—No tengo sino mucho amor por vos, y mucho empeño por todo lo que os concierne.

—¿Y á qué convento creeis mejor dirigirse?

—Mirad, se trata de fundar uno de Carmelitas descalzas, bajo la advocacion de Santa Teresa: sé, á no dudarlo, que Doña Beatriz de Rivera, alucinada por la Madre Sor Inés de la Cruz, profesa del de Jesus María, apoya la fundacion. Esta Madre Sor Inés tiene fama de ser inspirada, ha llegado á dominar á Doña Beatriz, ¿por qué no dominaria tambien á vuestra hermana mas débil que Doña Beatriz, hasta obligarla á tomar el velo?

—Pero ni yo, ni Blanca, conocemos á Sor Inés.

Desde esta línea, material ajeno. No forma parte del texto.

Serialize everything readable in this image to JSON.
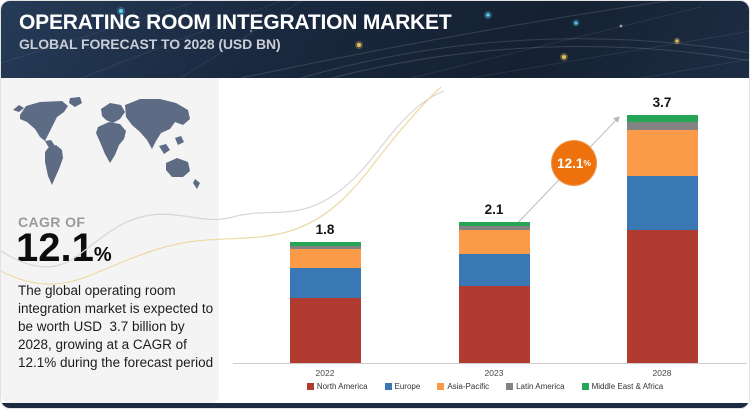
{
  "header": {
    "title": "OPERATING ROOM INTEGRATION MARKET",
    "subtitle": "GLOBAL FORECAST TO 2028 (USD BN)",
    "bg_color": "#1a2940"
  },
  "sidebar": {
    "cagr_label": "CAGR OF",
    "cagr_value": "12.1",
    "cagr_percent_sign": "%",
    "description": "The global operating room integration market is expected to be worth USD  3.7 billion by 2028, growing at a CAGR of 12.1% during the forecast period",
    "map_color": "#5d6b85",
    "bg_color": "#f4f4f4"
  },
  "chart_data": {
    "type": "bar",
    "stacked": true,
    "title": "Operating Room Integration Market, Global Forecast to 2028 (USD BN)",
    "categories": [
      "2022",
      "2023",
      "2028"
    ],
    "totals": [
      1.8,
      2.1,
      3.7
    ],
    "total_labels": [
      "1.8",
      "2.1",
      "3.7"
    ],
    "series": [
      {
        "name": "North America",
        "color": "#b23b31",
        "values": [
          0.97,
          1.15,
          1.98
        ]
      },
      {
        "name": "Europe",
        "color": "#3a78b5",
        "values": [
          0.45,
          0.48,
          0.81
        ]
      },
      {
        "name": "Asia-Pacific",
        "color": "#fb9a49",
        "values": [
          0.28,
          0.36,
          0.69
        ]
      },
      {
        "name": "Latin America",
        "color": "#838383",
        "values": [
          0.04,
          0.06,
          0.12
        ]
      },
      {
        "name": "Middle East & Africa",
        "color": "#27a557",
        "values": [
          0.06,
          0.05,
          0.1
        ]
      }
    ],
    "growth_badge": {
      "value": "12.1",
      "suffix": "%",
      "color": "#ed720d"
    },
    "ylim": [
      0,
      3.85
    ],
    "grid": false,
    "legend_position": "bottom",
    "unit": "USD BN"
  }
}
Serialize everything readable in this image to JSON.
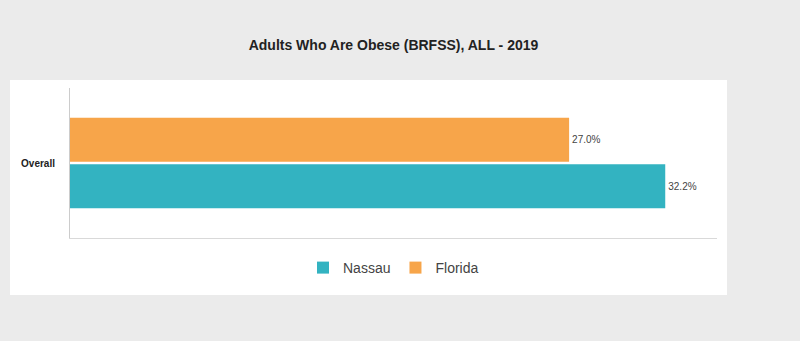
{
  "chart_data": {
    "type": "bar",
    "title": "Adults Who Are Obese (BRFSS), ALL - 2019",
    "orientation": "horizontal",
    "categories": [
      "Overall"
    ],
    "series": [
      {
        "name": "Nassau",
        "color": "#33b3c1",
        "values": [
          32.2
        ],
        "value_labels": [
          "32.2%"
        ]
      },
      {
        "name": "Florida",
        "color": "#f7a54a",
        "values": [
          27.0
        ],
        "value_labels": [
          "27.0%"
        ]
      }
    ],
    "xlim": [
      0,
      35
    ],
    "data_labels": true,
    "tick_labels": "y",
    "legend": "bottom",
    "grid": false
  }
}
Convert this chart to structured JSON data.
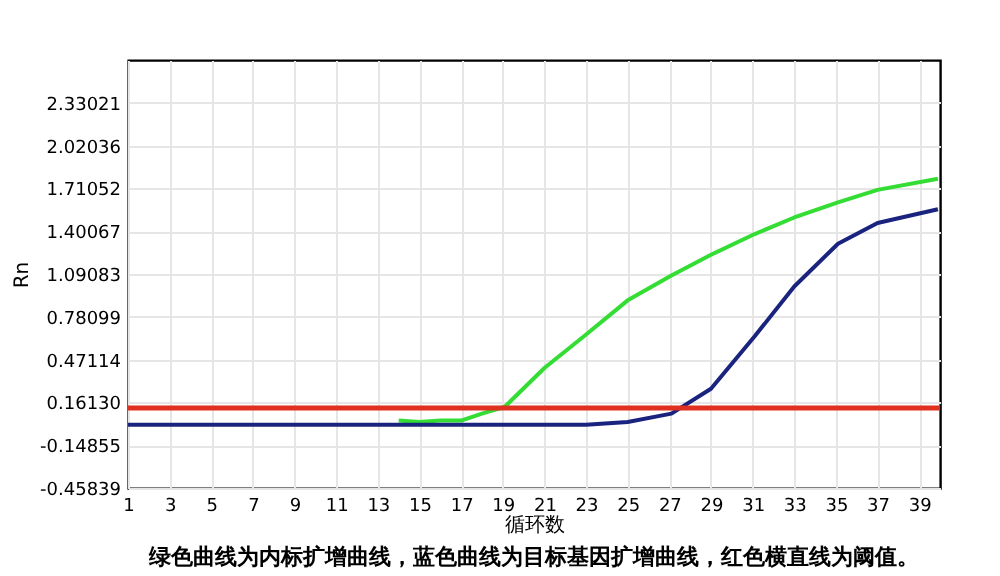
{
  "chart_data": {
    "type": "line",
    "xlabel": "循环数",
    "ylabel": "Rn",
    "annotations": [
      "绿色曲线为内标扩增曲线，蓝色曲线为目标基因扩增曲线，红色横直线为阈值。"
    ],
    "xlim": [
      1,
      40
    ],
    "xticks": [
      1,
      3,
      5,
      7,
      9,
      11,
      13,
      15,
      17,
      19,
      21,
      23,
      25,
      27,
      29,
      31,
      33,
      35,
      37,
      39
    ],
    "ylim": [
      -0.45839,
      2.64006
    ],
    "yticks": [
      -0.45839,
      -0.14855,
      {
        "value": 0.1613,
        "label": "0.16130"
      },
      0.47114,
      0.78099,
      1.09083,
      1.40067,
      1.71052,
      2.02036,
      2.33021
    ],
    "grid": true,
    "legend": false,
    "marker": "none",
    "line_style": "solid",
    "series": [
      {
        "color": "#33dd33",
        "x": [
          14,
          15,
          16,
          17,
          18,
          19.1,
          21,
          22.9,
          25,
          27.1,
          29,
          31.1,
          33,
          35.1,
          37,
          39.9
        ],
        "values": [
          0.03,
          0.02,
          0.03,
          0.03,
          0.08,
          0.13,
          0.41,
          0.64,
          0.9,
          1.08,
          1.23,
          1.38,
          1.5,
          1.61,
          1.7,
          1.78
        ]
      },
      {
        "color": "#1a237e",
        "x": [
          1,
          5,
          10,
          15,
          20,
          23,
          25,
          27.1,
          29,
          31.1,
          33,
          35.1,
          37,
          39.9
        ],
        "values": [
          0.0,
          0.0,
          0.0,
          0.0,
          0.0,
          0.0,
          0.02,
          0.08,
          0.26,
          0.64,
          1.0,
          1.31,
          1.46,
          1.56
        ]
      }
    ],
    "ref_lines": [
      {
        "axis": "y",
        "value": 0.12,
        "color": "#e03020"
      }
    ]
  }
}
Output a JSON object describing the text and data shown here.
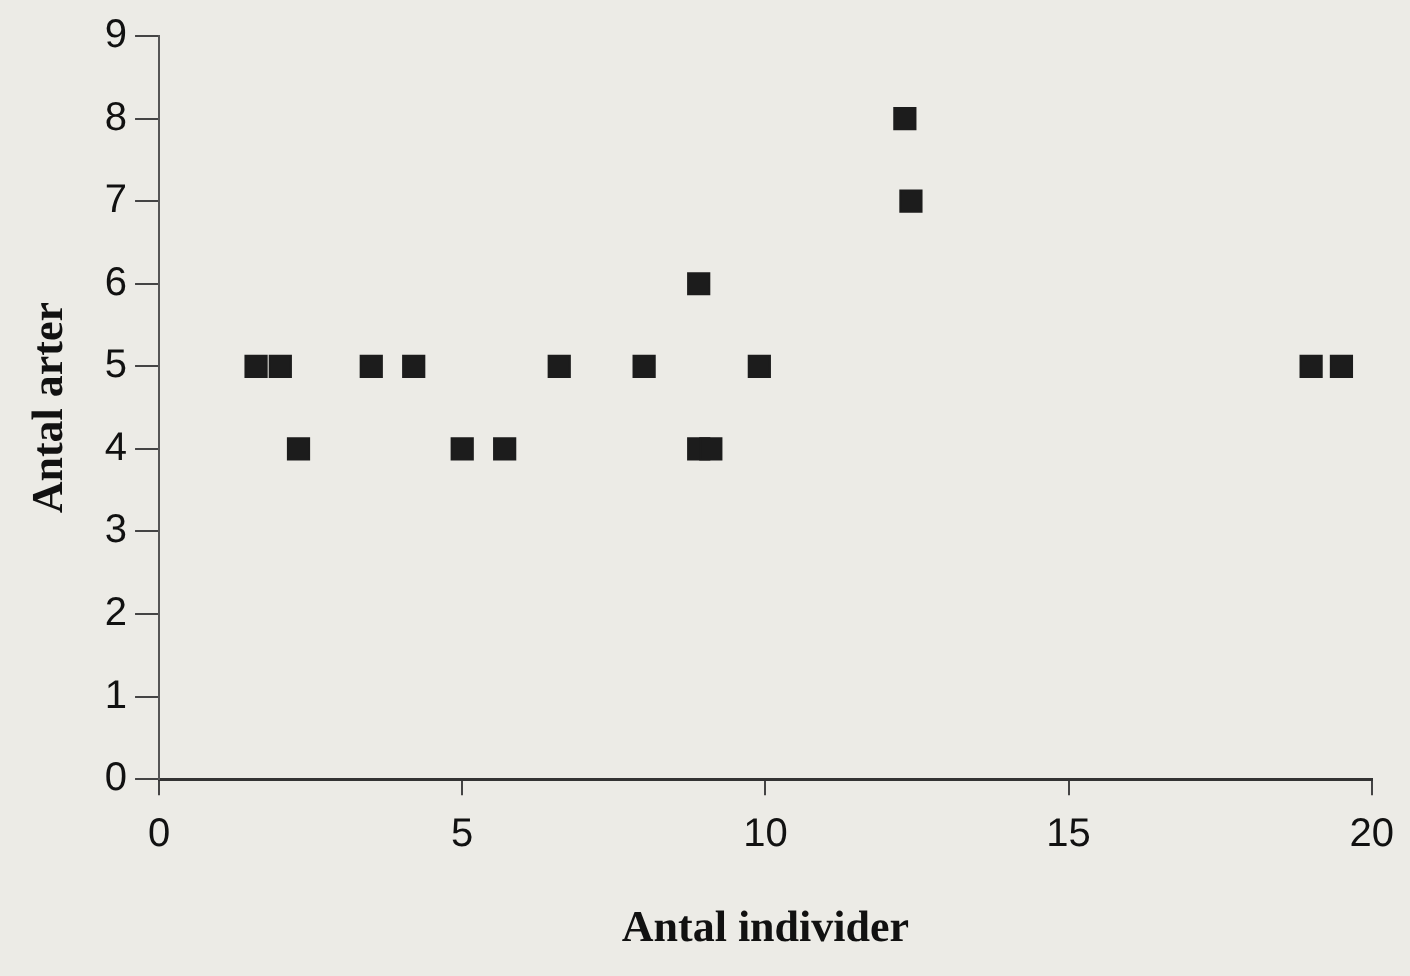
{
  "chart_data": {
    "type": "scatter",
    "xlabel": "Antal individer",
    "ylabel": "Antal arter",
    "marker": "square",
    "legend": false,
    "grid": false,
    "xlim": [
      0,
      20
    ],
    "xticks": [
      0,
      5,
      10,
      15,
      20
    ],
    "ylim": [
      0,
      9
    ],
    "yticks": [
      0,
      1,
      2,
      3,
      4,
      5,
      6,
      7,
      8,
      9
    ],
    "series": [
      {
        "color": "#1c1c1c",
        "x": [
          1.6,
          2.0,
          3.5,
          4.2,
          6.6,
          8.0,
          9.9,
          19.0,
          19.5,
          8.9,
          2.3,
          5.0,
          5.7,
          8.9,
          9.1,
          12.3,
          12.4
        ],
        "values": [
          5,
          5,
          5,
          5,
          5,
          5,
          5,
          5,
          5,
          6,
          4,
          4,
          4,
          4,
          4,
          8,
          7
        ]
      }
    ]
  }
}
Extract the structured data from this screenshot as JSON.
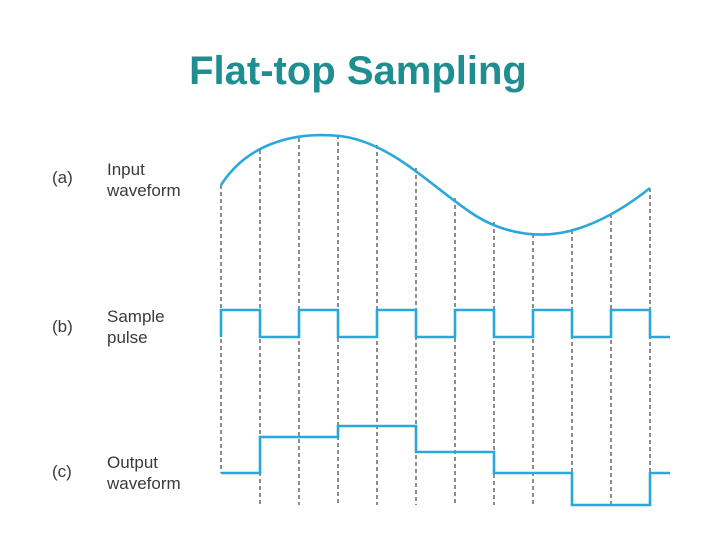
{
  "header": {
    "title": "Flat-top Sampling"
  },
  "panels": [
    {
      "tag": "(a)",
      "label": [
        "Input",
        "waveform"
      ]
    },
    {
      "tag": "(b)",
      "label": [
        "Sample",
        "pulse"
      ]
    },
    {
      "tag": "(c)",
      "label": [
        "Output",
        "waveform"
      ]
    }
  ]
}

—No importa, haced una donacion de reales para la fundacion, que podeis enviar por medio de Blanca á Sor Inés para que la presente al Arzobispo, y es un medio muy gracioso para que comiencen esas relaciones; tanto mas, que Sor Inés es muy protegida de Doña Beatriz, amiga de vuestra hermana.

—Pero eso me costará la amistad de Don Alonso, y pierdo algunos negocios que con él tengo pendientes.

—¿Y esos negocios os producirán lo que perdeis en caso de que Doña Blanca no profese?

—Ni la décima parte.

—Entonces no hay ni que vacilar.

—Cada dia os encuentro mas digna de ser adorada—dijo Don Pedro besando á Luisa en la boca.